Il gruppo è nato spontaneamente fra amici con affinità di gusti e intenti. Dopo le prime esperienze musicali di ciascuno, abbiamo deciso di dar vita ad un progetto comune. La nostra esperienza artistica è stata ed è tuttora indissolubilmente legata ad un ambiente che chiamiamo «La Stanza»: tutto quello che facciamo noi e gli altri con cui condividiamo questa realtà ha una matrice comune. Possiamo dire che i Vox Delitto sono uno dei figli della Stanza.
Perché avete deciso di chiamarvi Vox Delitto?
Cercavamo un nome che non suonasse troppo italiano, ma che al tempo stesso non fosse anglofono. Ci piaceva l’idea che avesse una nota noir, e una parola in qualche modo «internazionale» ed emblematica. Vox Delitto suona bene, si abbrevia facilmente in Vox, è bello da vedere scritto e VD è una bella sigla.
A cos’è dovuta la scelta di abbracciare il genere tra psychedelic e stoner rock, punk e folk?
Non c’è stata nessuna scelta: i generi attraversati sono emersi dagli ascolti e dalle attitudini di ciascuno. Le influenze psichedeliche e punk sono emanazioni della Stanza, lo Stoner (di cui c’è solo una vaga reminiscenza) l’abbiamo respirato nei Sotterranei e il folk fa parte della nostra formazione musicale. Dobbiamo molto ai cantautori italiani.
Chi ha influenzato maggiormente il vostro suono?
L’unica influenza abbastanza precisa è quella del basso, sulla scia dei bassi punk e new wave (dagli Stranglers ai J.D., fino ai Fugazi). Per il resto, le maggiori influenze vengono dai gruppi e dai musicisti della Stanza, Spleen su tutti.
A chi potete dire di ispirarvi?
A Dylan Dog.
C’è qualche artista internazionale in particolare con cui vorreste collaborare?
In particolare nessuno, anche se è bello fantasticare su collaborazioni improbabili.
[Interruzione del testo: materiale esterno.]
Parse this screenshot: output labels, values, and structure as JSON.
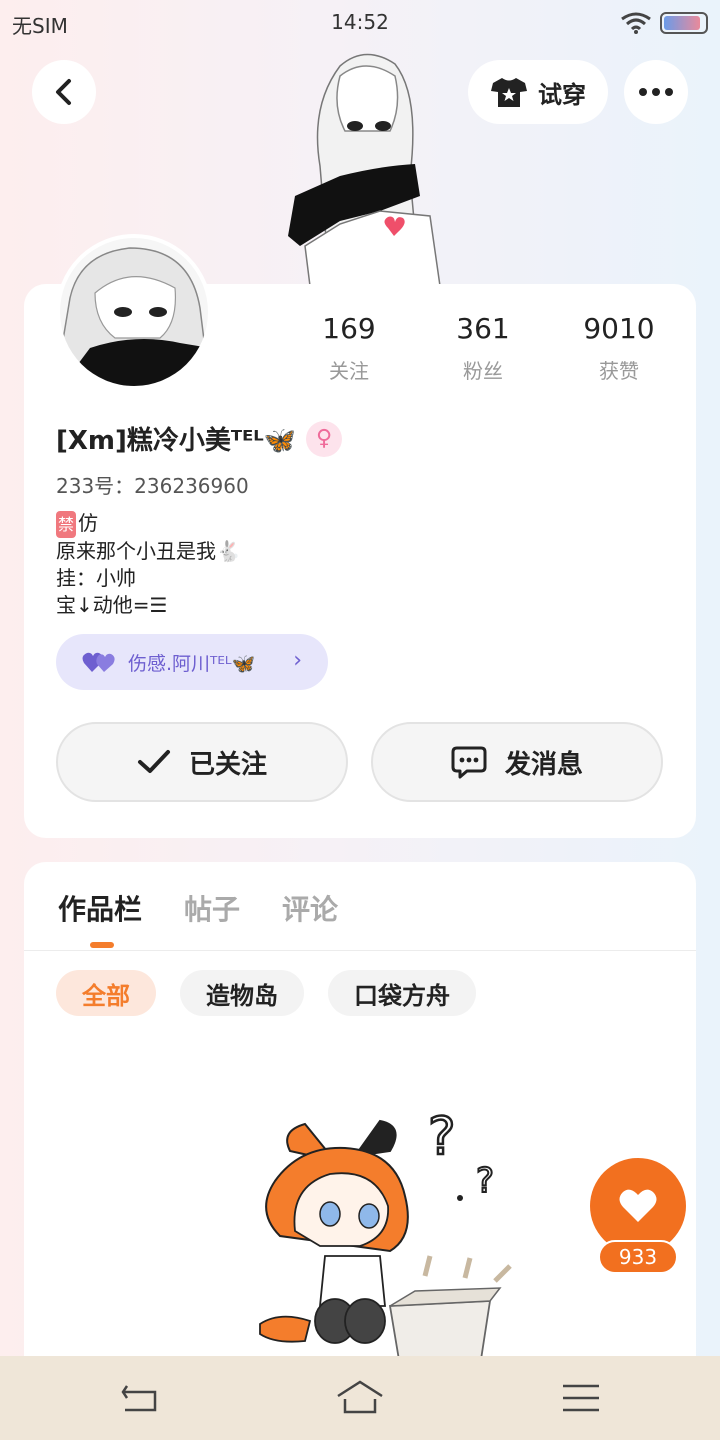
{
  "status_bar": {
    "carrier": "无SIM",
    "time": "14:52",
    "battery_level": 0.9
  },
  "header": {
    "try_on_label": "试穿"
  },
  "stats": [
    {
      "value": "169",
      "label": "关注"
    },
    {
      "value": "361",
      "label": "粉丝"
    },
    {
      "value": "9010",
      "label": "获赞"
    }
  ],
  "profile": {
    "nickname": "[Xm]糕冷小美ᵀᴱᴸ🦋",
    "gender_symbol": "♀",
    "uid": "233号：236236960",
    "bio": {
      "ban_mark": "禁",
      "line1": "仿",
      "line2": "原来那个小丑是我🐇",
      "line3": "挂：小帅",
      "line4": "宝↓动他=☰"
    }
  },
  "group_pill": {
    "label": "伤感.阿川ᵀᴱᴸ🦋"
  },
  "actions": {
    "follow_label": "已关注",
    "message_label": "发消息"
  },
  "tabs": [
    {
      "label": "作品栏",
      "active": true
    },
    {
      "label": "帖子",
      "active": false
    },
    {
      "label": "评论",
      "active": false
    }
  ],
  "chips": [
    {
      "label": "全部",
      "active": true
    },
    {
      "label": "造物岛",
      "active": false
    },
    {
      "label": "口袋方舟",
      "active": false
    }
  ],
  "like_fab": {
    "count": "933"
  },
  "colors": {
    "accent": "#f2701f",
    "purple_pill": "#e7e6fb",
    "nav_bg": "#efe6d8"
  },
  "icons": [
    "back-arrow-icon",
    "tshirt-icon",
    "more-dots-icon",
    "check-icon",
    "chat-bubble-icon",
    "heart-icon",
    "wifi-icon",
    "battery-icon",
    "nav-back-icon",
    "nav-home-icon",
    "nav-menu-icon"
  ]
}
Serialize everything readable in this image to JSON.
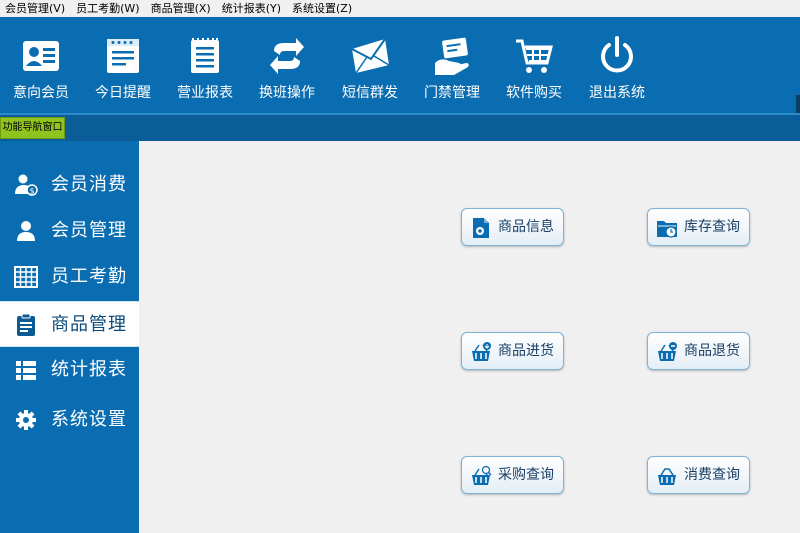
{
  "menu": [
    {
      "label": "会员管理(V)"
    },
    {
      "label": "员工考勤(W)"
    },
    {
      "label": "商品管理(X)"
    },
    {
      "label": "统计报表(Y)"
    },
    {
      "label": "系统设置(Z)"
    }
  ],
  "toolbar": [
    {
      "label": "意向会员",
      "icon": "id-card-icon"
    },
    {
      "label": "今日提醒",
      "icon": "notepad-icon"
    },
    {
      "label": "营业报表",
      "icon": "report-icon"
    },
    {
      "label": "换班操作",
      "icon": "swap-icon"
    },
    {
      "label": "短信群发",
      "icon": "envelope-icon"
    },
    {
      "label": "门禁管理",
      "icon": "card-hand-icon"
    },
    {
      "label": "软件购买",
      "icon": "cart-icon"
    },
    {
      "label": "退出系统",
      "icon": "power-icon"
    }
  ],
  "nav_tab": {
    "label": "功能导航窗口"
  },
  "sidebar": [
    {
      "label": "会员消费",
      "icon": "member-payment-icon"
    },
    {
      "label": "会员管理",
      "icon": "user-icon"
    },
    {
      "label": "员工考勤",
      "icon": "calendar-grid-icon"
    },
    {
      "label": "商品管理",
      "icon": "clipboard-icon",
      "active": true
    },
    {
      "label": "统计报表",
      "icon": "list-icon"
    },
    {
      "label": "系统设置",
      "icon": "gear-icon"
    }
  ],
  "actions": [
    {
      "label": "商品信息",
      "icon": "product-doc-icon"
    },
    {
      "label": "库存查询",
      "icon": "folder-clock-icon"
    },
    {
      "label": "商品进货",
      "icon": "basket-in-icon"
    },
    {
      "label": "商品退货",
      "icon": "basket-return-icon"
    },
    {
      "label": "采购查询",
      "icon": "basket-search-icon"
    },
    {
      "label": "消费查询",
      "icon": "basket-icon"
    }
  ],
  "colors": {
    "primary": "#0b6db1",
    "accent": "#8fc31f"
  }
}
Che ne so, scrivere una colonna sonora per Lynch (anche se probabilmente se la scriverebbe meglio da solo), o fare le basi per un nuovo album rap di Neffa… le collaborazioni spesso sono qualcosa che nasce per caso, e spesso proprio da collaborazioni improbabili si ottengono risultati molto belli.
Parliamo di Gli indiani al centro della terra, come mai avete optato per il rifacimento di questa canzone e l’adattamento al vostro genere?
Gli indiani al centro della Terra è una reminiscenza dell’asilo riemersa in fase di composizione di Potlatch, il nostro primo EP. Il Potlatch era un rito praticato da alcune tribù di nativi americani, durante il quale venivano dilapidati beni materiali, che abbiamo usato come immagine allegorica della Liquefazione (o Liquidità), tema generale dell’EP. Gli indiani al centro della Terra è una canzone che già di per sé è un rito (la si balla in gruppo mimando le azioni evocate dal testo) e ci è sembrata perfetta per iniziare il nostro Potlatch, dove rappresenta l’innocenza originaria di un girotondo di bambini, stravolto poi dalla seconda parte della canzone e dal proseguimento dell’EP.
State già lavorando a qualcosa per il vostro futuro?
Sì, stiamo lavorando ai nuovi brani, per ora senza scadenze precise.
Non resta quindi che aspettarli. Noi siamo curiosi.